Share

Part 8 Menahan Sakit

Wati menjemput anak-anak di rumah bu Lastri. Mata Wati sembab karena sepanjang jalan dia terus menangis. Sesampainya bertemu ibunya dia langsung memeluk erat ibunya. 

"Ada apa Wati?" Tanya bu Lastri cemas. 

"Humaira Bu. Humaira."

"Humaira kenapa?" Ibu semakin cemas. 

"Humaira divonis leukimia Bu."

"Leukimia? Kanker maksud Kamu Wati?" Bu Lastri sangat terkejut. 

"Iya Bu."

"Innalillahi wa innailaihi roji'un."

"Kasian Humaira Bu."

"Apa Jaka sudah tau?" Wati menggeleng. "Cepatlah beri tahu Jaka. Semoga hatinya bisa luluh. Ibu khawatir Wati. Bukankah banyak orang yang tidak bisa bertahan kalau punya penyakit itu?" Bu Lastri tak kuasa menahan tangis. Wati mengangguk. 

*****

Wati keluar dari kamar mandi dengan handuk yang dililitnya di dada. Jaka menghampirinya dan langsung menyambar bibirnya. 

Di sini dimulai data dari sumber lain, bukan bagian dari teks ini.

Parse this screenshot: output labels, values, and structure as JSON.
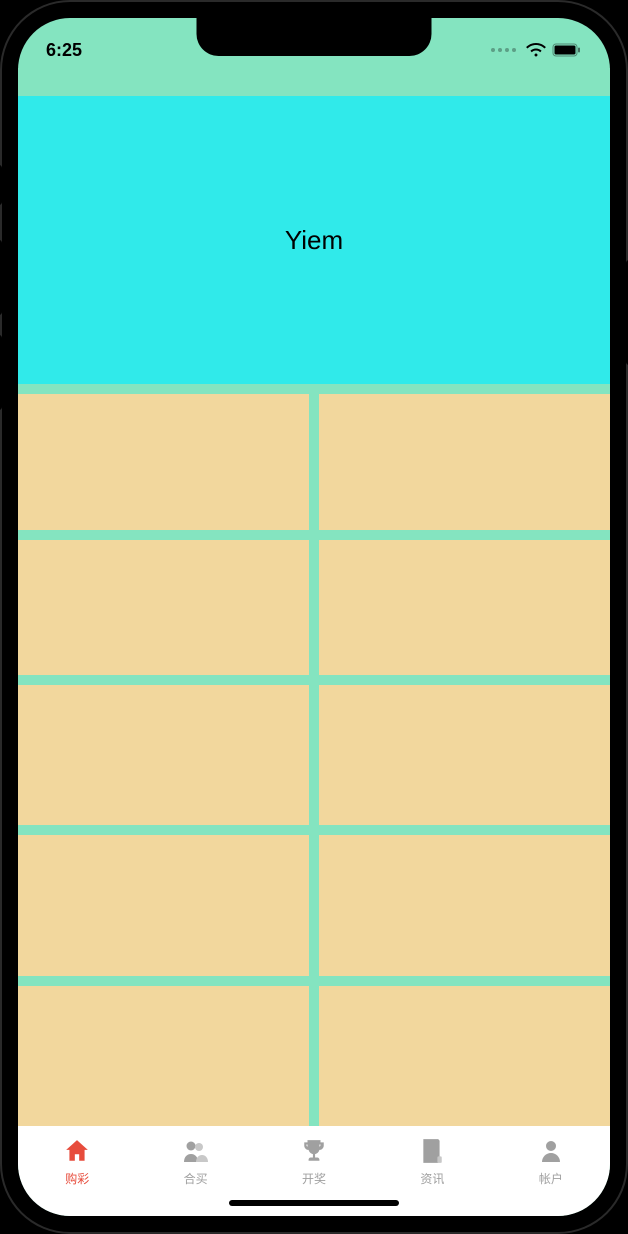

"Abang... " Ucap Wati. Dilepas Jaka handuk yang melilit tubuh Wati. "Jangan sekarang Bang. Suasana hati Wati sedang tidak nyaman." Tolak Wati. 

"Matamu kenapa bengkak Wati? Kamu habis menangis?" Wati mengangguk. Wati mengambil handuk yang jatuh di lantai, dililitkannya kembali ke tubuhnya. "Ada apa lagi?" 

"Abang, ini soal Humaira Bang."

"Sayang, bisa tidak sehari saja Kamu tidak membahasnya. Hati Abang hancur setiap kali Kamu menyebut namanya."

"Tidak bisa Bang. Kali ini lebih serius."

"Apa lagi Wati? Apa lagi?" Kesal Jaka. 

"Abang harus secepatnya menemui Humaira, Wati mohon Bang!"

"Berapa kali Abang sudah bilang Abang tidak sanggup Wati."

"Humaira divonis leukimia Bang."

"Apa? Kamu jangan mengada-ngada Wati." Jaka tak bisa percaya. 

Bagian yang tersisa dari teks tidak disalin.